After constructing and executing a before/after study with 12 bariatric patients in 2011, conclusions were drawn. “The current study demonstrated marked alleviation of migraine headaches in severely obese individuals after large weight losses via bariatric surgery. Moreover, patients who had greater weight loss were more likely to experience a 50% or greater reduction in headache frequency. “
So, when people with migraines that suffered from obesity got weight loss surgery, they saw an improvement. And when the patients lost even more weight, this further decreased the severity and frequency of the migraines.
But what causes this correlation in the first place? Is there any sort of solid data that we can point to?
A Few Hypothesis
According to the American Migraine Foundation, “Since the mid-1990s, experts have come to believe that fat is a highly active substance. In fact, fat tissue secretes a wide range of molecules that send signals to many other body parts and systems. In people who are obese, the extra fat cells tell the body to make inflammatory proteins. This new understanding of fat cells suggests that obesity keeps the body in a mild, but constant, state of inflammation. We still don’t fully understand how migraine and body composition are related, but studies are underway. At present, it appears that a region of the brain (the hypothalamus) that controls hunger and neurotransmitters associated with migraine may play a key role. It’s also possible that obese people are more sensitive to stimulation.”
There are a couple of shared proteins between the two conditions. The first, orexin, is a neuropeptide that handles food cravings, addiction, lipid metabolism, and possibly migraines. The second, adipokines, are hormones that secrete fat cells. During the presence of migraines, there was an increased number of adipokines.
Lack of Oxygen to the Brain
Breathing problems often come hand in hand with obesity. In fact, comorbid conditions like sleep apnea, and Obesity Hypoventilation Syndrome. Breathing problems like these often mean that these conditions lead to a lack of oxygen in the body.
The brain, like the rest of our internal organs, needs oxygen to function properly. And when your brain doesn’t have the oxygen that it needs, that is when there is some serious damage.
A 2007 mouse study showed how migraines were moments in which the brain is deprived of oxygen. “Scientists have found evidence that the headaches may also be acting like tiny transient strokes, leaving parts of the brain starved for oxygen and altering the brain in significant ways.”
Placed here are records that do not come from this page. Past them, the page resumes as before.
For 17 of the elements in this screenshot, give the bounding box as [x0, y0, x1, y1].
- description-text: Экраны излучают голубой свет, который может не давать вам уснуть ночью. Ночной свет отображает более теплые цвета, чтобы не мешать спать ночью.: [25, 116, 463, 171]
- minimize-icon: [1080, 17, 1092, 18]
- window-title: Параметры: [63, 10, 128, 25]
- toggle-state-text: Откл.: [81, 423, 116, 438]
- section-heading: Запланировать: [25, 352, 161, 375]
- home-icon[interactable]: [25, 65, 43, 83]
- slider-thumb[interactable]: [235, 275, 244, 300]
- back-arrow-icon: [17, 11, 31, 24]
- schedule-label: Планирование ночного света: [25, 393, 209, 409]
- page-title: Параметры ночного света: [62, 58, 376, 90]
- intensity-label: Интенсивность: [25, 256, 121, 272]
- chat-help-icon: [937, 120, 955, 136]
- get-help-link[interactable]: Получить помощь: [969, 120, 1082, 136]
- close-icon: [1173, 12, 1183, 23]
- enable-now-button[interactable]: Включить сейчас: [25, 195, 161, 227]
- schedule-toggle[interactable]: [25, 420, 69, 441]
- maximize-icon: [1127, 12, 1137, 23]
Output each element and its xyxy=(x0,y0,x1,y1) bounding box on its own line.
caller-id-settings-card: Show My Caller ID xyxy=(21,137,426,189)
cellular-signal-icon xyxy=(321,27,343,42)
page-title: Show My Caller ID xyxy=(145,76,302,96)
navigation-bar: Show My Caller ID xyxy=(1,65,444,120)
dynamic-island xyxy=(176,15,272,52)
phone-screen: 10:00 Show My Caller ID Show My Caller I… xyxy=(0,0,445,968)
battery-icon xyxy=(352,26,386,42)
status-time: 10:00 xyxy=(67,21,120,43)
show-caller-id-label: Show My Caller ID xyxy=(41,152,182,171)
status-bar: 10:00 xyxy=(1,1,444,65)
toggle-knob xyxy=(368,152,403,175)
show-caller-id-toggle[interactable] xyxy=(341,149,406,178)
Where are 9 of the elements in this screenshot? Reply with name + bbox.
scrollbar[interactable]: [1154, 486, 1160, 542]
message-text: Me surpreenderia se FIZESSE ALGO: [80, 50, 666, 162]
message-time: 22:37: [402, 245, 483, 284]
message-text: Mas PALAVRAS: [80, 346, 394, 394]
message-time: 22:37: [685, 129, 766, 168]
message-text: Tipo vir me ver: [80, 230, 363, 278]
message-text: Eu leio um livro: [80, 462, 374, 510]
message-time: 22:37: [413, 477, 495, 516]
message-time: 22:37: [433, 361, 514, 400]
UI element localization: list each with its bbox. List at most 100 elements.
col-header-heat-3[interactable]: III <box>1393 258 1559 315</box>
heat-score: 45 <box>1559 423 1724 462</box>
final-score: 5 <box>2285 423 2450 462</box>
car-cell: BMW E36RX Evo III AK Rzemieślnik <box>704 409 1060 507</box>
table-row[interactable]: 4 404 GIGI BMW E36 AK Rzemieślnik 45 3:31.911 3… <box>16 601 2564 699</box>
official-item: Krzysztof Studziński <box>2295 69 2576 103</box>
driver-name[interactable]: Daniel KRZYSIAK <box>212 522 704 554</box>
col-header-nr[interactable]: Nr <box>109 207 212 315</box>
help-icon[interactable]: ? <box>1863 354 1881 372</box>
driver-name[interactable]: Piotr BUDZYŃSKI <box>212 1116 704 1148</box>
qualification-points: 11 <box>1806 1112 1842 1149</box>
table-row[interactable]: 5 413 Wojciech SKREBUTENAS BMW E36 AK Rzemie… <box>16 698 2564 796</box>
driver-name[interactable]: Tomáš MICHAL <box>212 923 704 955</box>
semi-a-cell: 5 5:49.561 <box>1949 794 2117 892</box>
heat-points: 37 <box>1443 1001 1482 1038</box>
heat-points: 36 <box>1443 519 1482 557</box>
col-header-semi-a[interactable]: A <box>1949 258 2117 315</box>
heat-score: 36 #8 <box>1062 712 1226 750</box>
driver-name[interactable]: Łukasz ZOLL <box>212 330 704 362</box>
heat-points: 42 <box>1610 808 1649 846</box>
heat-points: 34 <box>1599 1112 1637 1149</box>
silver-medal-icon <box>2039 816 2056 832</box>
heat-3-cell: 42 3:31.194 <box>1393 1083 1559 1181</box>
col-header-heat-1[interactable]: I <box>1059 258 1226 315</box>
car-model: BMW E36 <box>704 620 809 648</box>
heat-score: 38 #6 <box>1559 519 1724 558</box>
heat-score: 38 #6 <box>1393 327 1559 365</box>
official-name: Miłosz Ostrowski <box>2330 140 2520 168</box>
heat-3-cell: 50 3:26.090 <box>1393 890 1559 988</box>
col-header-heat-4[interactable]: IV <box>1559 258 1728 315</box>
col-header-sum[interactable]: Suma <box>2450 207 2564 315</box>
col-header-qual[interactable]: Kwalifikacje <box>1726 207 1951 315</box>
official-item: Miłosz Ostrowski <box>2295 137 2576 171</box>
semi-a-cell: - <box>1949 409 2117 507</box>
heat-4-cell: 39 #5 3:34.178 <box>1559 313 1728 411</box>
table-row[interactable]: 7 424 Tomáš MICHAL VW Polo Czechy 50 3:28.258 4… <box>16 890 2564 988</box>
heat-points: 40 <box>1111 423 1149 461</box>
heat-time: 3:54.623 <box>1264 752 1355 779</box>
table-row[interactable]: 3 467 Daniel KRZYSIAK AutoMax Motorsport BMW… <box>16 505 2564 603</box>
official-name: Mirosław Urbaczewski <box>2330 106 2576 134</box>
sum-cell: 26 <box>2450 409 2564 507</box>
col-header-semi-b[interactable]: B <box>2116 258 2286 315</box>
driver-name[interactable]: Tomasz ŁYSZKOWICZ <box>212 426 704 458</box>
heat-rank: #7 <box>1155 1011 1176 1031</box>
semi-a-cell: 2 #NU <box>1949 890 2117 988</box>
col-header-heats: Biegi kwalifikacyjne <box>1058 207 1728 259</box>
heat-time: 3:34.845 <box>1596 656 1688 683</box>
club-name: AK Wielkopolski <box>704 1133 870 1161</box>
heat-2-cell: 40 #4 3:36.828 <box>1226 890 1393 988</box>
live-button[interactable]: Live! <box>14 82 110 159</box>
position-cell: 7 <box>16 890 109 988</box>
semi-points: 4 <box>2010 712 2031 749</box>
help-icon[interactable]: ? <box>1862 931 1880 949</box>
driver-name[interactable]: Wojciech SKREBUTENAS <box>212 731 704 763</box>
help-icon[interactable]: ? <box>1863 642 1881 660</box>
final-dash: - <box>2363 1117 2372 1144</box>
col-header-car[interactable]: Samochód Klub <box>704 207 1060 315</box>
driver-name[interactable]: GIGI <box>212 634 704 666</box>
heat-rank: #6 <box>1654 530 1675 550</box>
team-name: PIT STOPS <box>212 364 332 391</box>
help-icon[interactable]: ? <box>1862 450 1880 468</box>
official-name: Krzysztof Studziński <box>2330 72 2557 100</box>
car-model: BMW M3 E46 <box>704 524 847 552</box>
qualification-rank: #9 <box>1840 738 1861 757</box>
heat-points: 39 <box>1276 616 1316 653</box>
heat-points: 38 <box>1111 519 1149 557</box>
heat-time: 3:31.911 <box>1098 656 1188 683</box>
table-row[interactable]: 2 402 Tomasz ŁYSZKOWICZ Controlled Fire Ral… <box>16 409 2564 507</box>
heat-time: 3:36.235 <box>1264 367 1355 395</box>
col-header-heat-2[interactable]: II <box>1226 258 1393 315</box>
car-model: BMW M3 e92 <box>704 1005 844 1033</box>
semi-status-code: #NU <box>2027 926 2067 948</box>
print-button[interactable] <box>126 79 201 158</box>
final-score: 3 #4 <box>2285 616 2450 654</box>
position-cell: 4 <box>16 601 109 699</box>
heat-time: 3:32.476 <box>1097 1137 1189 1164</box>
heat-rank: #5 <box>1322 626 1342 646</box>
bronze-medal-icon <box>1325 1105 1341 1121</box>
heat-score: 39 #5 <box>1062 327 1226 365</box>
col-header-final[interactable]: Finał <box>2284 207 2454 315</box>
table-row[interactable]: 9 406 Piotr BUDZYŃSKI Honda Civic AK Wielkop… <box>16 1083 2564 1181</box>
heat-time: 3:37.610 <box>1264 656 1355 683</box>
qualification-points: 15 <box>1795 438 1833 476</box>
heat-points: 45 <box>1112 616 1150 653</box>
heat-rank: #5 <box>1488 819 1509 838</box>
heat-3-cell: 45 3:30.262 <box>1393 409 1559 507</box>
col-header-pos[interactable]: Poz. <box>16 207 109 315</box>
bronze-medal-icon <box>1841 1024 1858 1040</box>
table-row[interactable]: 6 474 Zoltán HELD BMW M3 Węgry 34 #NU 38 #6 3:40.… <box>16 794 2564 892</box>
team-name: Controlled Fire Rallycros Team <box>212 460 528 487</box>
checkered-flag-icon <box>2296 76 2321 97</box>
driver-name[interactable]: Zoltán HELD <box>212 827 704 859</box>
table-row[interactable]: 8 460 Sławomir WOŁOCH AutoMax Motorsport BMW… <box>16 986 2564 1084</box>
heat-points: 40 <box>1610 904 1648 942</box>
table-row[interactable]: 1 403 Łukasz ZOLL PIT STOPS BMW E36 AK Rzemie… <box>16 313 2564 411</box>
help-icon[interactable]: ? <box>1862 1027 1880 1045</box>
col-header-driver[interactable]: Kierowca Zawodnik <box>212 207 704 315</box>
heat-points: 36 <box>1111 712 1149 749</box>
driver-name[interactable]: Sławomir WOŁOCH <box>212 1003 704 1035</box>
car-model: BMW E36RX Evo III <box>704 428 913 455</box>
This leads a few scientists to believe that the breathing problems from obesity can correlate with presence of migraines due to a lack of oxygen to the brain.
Weight Loss Surgery can Help your Oxygen Intake
If you are severely obese, and you have breathing problems, then it is likely that weight loss surgery can help. In fact, there has been clinical evidence proving that there was an increase in oxygen intake by weight loss surgery patients. Only a small fraction of patients needed to continue the use of their CPAP machines, and even then only a lower level of oxygen was required.
So, if you are suffering from migraines and obesity, you might want to consider losing some weight or weight loss surgery. If migraine reduction isn’t a strong enough argument for weight loss surgery, don’t forget that it can help with things like heart disease, life expectancy, type 2 diabetes, and other co morbid conditions.
Talk to your doctor and see what can come of it.